If you widen the entire length of a place it helps. For example where I stay it used to be 2 lanes for about 45 miles into Oklahoma...now it's about 80% 3 lanes...and they extended a toolway down about an additional 25 miles...so that is really 4 lanes for 60% of drive if you want to pay extra...
Bike lanes out to rural neighborhoods is a no go in DFW...aint nobody going to be riding a bike where during the summer it's 92 degrees by 9:30 am and in the winter it might never get over 28...DFW has some of the worst weather cycles in the US to...last i checked the average car battery life span is 2 years shorter in Dallas than anywhere else because of how extreme the temperature differences are in the seasons...

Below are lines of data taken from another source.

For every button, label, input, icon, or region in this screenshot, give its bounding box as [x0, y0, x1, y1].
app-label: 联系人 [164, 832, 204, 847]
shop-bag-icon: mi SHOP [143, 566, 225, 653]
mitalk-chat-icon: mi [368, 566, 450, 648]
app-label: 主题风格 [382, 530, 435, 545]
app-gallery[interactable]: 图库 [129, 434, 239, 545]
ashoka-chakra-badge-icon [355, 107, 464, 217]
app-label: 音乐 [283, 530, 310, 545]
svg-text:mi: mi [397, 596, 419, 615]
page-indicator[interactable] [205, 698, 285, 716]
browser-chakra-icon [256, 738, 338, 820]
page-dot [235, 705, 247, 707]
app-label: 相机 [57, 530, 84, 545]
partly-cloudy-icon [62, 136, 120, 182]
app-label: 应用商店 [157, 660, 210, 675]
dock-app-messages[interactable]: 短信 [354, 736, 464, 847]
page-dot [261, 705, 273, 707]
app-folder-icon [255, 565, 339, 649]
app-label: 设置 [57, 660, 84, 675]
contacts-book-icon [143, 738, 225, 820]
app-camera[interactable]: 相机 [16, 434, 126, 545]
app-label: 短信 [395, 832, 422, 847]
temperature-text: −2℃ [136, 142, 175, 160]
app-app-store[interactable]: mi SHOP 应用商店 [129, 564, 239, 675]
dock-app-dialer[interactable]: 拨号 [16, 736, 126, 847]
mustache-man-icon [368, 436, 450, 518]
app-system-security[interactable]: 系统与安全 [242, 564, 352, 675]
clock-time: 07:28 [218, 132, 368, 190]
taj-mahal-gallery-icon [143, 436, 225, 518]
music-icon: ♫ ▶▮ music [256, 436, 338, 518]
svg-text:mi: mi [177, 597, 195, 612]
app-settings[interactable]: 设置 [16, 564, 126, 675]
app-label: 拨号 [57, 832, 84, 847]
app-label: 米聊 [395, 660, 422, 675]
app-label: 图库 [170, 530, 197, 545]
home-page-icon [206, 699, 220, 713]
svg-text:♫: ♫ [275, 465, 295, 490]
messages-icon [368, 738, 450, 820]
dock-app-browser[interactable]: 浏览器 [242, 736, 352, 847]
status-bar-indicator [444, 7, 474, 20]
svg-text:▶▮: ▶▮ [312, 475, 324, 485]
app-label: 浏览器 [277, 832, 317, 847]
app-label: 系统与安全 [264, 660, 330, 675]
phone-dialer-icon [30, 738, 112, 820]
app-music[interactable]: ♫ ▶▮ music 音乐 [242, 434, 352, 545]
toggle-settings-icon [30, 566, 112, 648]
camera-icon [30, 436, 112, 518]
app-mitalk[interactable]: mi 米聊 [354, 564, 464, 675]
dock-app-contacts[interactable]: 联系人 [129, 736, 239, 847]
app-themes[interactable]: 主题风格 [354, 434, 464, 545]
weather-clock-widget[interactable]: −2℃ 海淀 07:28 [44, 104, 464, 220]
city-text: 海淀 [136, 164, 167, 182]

We have rails but nobody uses it...or really any public transportation...cause people here prefer to come and go as they please...their is actually a dart rail line close to where i live and i took it for like two weeks just to try it...killed me having to be on someone else time for transportation instead of hopping in my own car...most people i know around here feel the same...i can't be out here hungry at 7 but i got to wait until 7:45 for the bus or some shyt...nah i need to hop in my car and drive to whataburger at 7:01...

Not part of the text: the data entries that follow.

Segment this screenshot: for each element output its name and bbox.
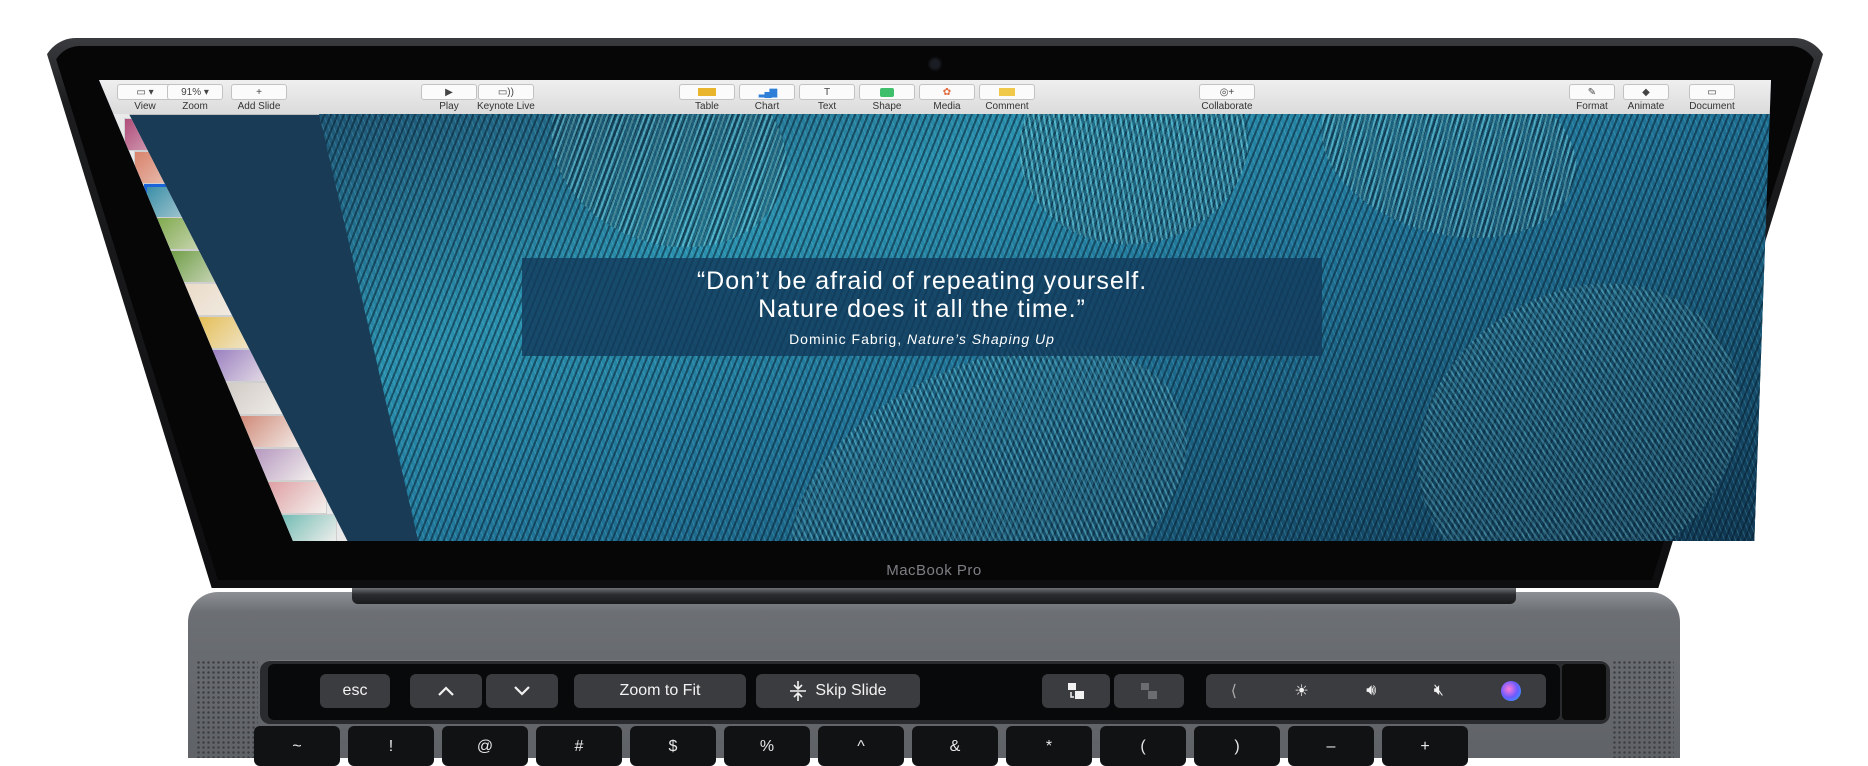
slide-thumbnail[interactable] bbox=[144, 184, 242, 221]
zoom-value: 91% ▾ bbox=[167, 84, 223, 100]
plus-icon: + bbox=[231, 84, 287, 100]
chevron-up-icon bbox=[438, 686, 454, 696]
keyboard-key[interactable]: % bbox=[724, 726, 810, 766]
keyboard-key[interactable]: ~ bbox=[254, 726, 340, 766]
text-icon: T bbox=[799, 84, 855, 100]
sidebar-icon: ▭ ▾ bbox=[117, 84, 173, 100]
paintbrush-icon: ✎ bbox=[1569, 84, 1615, 100]
keyboard-key[interactable]: $ bbox=[630, 726, 716, 766]
quote-line-2: Nature does it all the time.” bbox=[758, 295, 1086, 323]
table-icon bbox=[679, 84, 735, 100]
text-button[interactable]: T Text bbox=[799, 84, 855, 112]
brightness-icon[interactable]: ☀ bbox=[1294, 681, 1308, 701]
keyboard-key[interactable]: ^ bbox=[818, 726, 904, 766]
move-slide-back-icon bbox=[1141, 683, 1157, 699]
chevron-down-icon bbox=[514, 686, 530, 696]
toolbar: ▭ ▾ View 91% ▾ Zoom + Add Slide ▶ Play ▭… bbox=[99, 80, 1771, 115]
keyboard-key[interactable]: & bbox=[912, 726, 998, 766]
play-button[interactable]: ▶ Play bbox=[421, 84, 477, 112]
keynote-live-icon: ▭)) bbox=[477, 84, 534, 100]
keynote-live-button[interactable]: ▭)) Keynote Live bbox=[477, 84, 535, 112]
view-button[interactable]: ▭ ▾ View bbox=[117, 84, 173, 112]
keyboard-key[interactable]: ) bbox=[1194, 726, 1280, 766]
next-slide-button[interactable] bbox=[486, 674, 558, 708]
control-strip: ⟨ ☀ 🔊︎ 🔇︎ bbox=[1206, 674, 1546, 708]
document-button[interactable]: ▭ Document bbox=[1689, 84, 1735, 112]
siri-icon[interactable] bbox=[1501, 681, 1522, 701]
document-icon: ▭ bbox=[1689, 84, 1735, 100]
media-icon: ✿ bbox=[919, 84, 975, 100]
touch-id-sensor[interactable] bbox=[1562, 664, 1606, 720]
keyboard-key[interactable]: – bbox=[1288, 726, 1374, 766]
collapse-chevron-icon[interactable]: ⟨ bbox=[1231, 681, 1237, 701]
add-slide-button[interactable]: + Add Slide bbox=[231, 84, 287, 112]
format-button[interactable]: ✎ Format bbox=[1569, 84, 1615, 112]
right-speaker-grille bbox=[1612, 660, 1674, 758]
keyboard-key[interactable]: ! bbox=[348, 726, 434, 766]
number-key-row: ~! @ # $% ^ & *() – + bbox=[254, 726, 1612, 766]
play-icon: ▶ bbox=[421, 84, 477, 100]
skip-slide-icon bbox=[790, 681, 807, 701]
zoom-button[interactable]: 91% ▾ Zoom bbox=[167, 84, 223, 112]
table-button[interactable]: Table bbox=[679, 84, 735, 112]
collaborate-button[interactable]: ◎+ Collaborate bbox=[1199, 84, 1255, 112]
quote-text-box[interactable]: “Don’t be afraid of repeating yourself. … bbox=[522, 258, 1322, 356]
chart-button[interactable]: ▂▄▆ Chart bbox=[739, 84, 795, 112]
quote-line-1: “Don’t be afraid of repeating yourself. bbox=[696, 267, 1148, 295]
camera-icon bbox=[930, 59, 940, 69]
slide-order-button[interactable] bbox=[1042, 674, 1110, 708]
keyboard-key[interactable]: + bbox=[1382, 726, 1468, 766]
collaborate-icon: ◎+ bbox=[1199, 84, 1255, 100]
media-button[interactable]: ✿ Media bbox=[919, 84, 975, 112]
slide-thumbnail[interactable] bbox=[124, 118, 219, 151]
volume-icon[interactable]: 🔊︎ bbox=[1366, 682, 1376, 700]
previous-slide-button[interactable] bbox=[410, 674, 482, 708]
hinge bbox=[352, 588, 1516, 604]
chart-icon: ▂▄▆ bbox=[739, 84, 795, 100]
zoom-to-fit-button[interactable]: Zoom to Fit bbox=[574, 674, 746, 708]
mute-icon[interactable]: 🔇︎ bbox=[1434, 682, 1444, 700]
feather-decoration bbox=[1359, 221, 1771, 541]
comment-button[interactable]: Comment bbox=[979, 84, 1035, 112]
comment-icon bbox=[979, 84, 1035, 100]
keyboard-key[interactable]: ( bbox=[1100, 726, 1186, 766]
animate-button[interactable]: ◆ Animate bbox=[1623, 84, 1669, 112]
keyboard-key[interactable]: # bbox=[536, 726, 622, 766]
esc-key[interactable]: esc bbox=[320, 674, 390, 708]
slide-thumbnail[interactable] bbox=[134, 151, 229, 184]
slide-order-disabled-button[interactable] bbox=[1114, 674, 1184, 708]
move-slide-icon bbox=[1068, 683, 1084, 699]
keyboard-key[interactable]: @ bbox=[442, 726, 528, 766]
shape-icon bbox=[859, 84, 915, 100]
keyboard-key[interactable]: * bbox=[1006, 726, 1092, 766]
shape-button[interactable]: Shape bbox=[859, 84, 915, 112]
animate-icon: ◆ bbox=[1623, 84, 1669, 100]
skip-slide-button[interactable]: Skip Slide bbox=[756, 674, 920, 708]
quote-author: Dominic Fabrig, Nature’s Shaping Up bbox=[789, 331, 1055, 347]
device-label: MacBook Pro bbox=[886, 562, 982, 579]
left-speaker-grille bbox=[196, 660, 258, 758]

The funny thing is...even people who come from places with a lot of public transportation...like New York...eventually stop using it when they move to Dallas and start driving themselves...
Yep all of this. You have to have wider lanes. Folks in dallas ain't gonna use public transportation. Plus down here many families got 3, 4, 5 and up cars sometimes. It ain't like up north where everyone uses public transportation.
shyt I am from chicago and know people who have never had a car in their life because all they have rode was public transportation.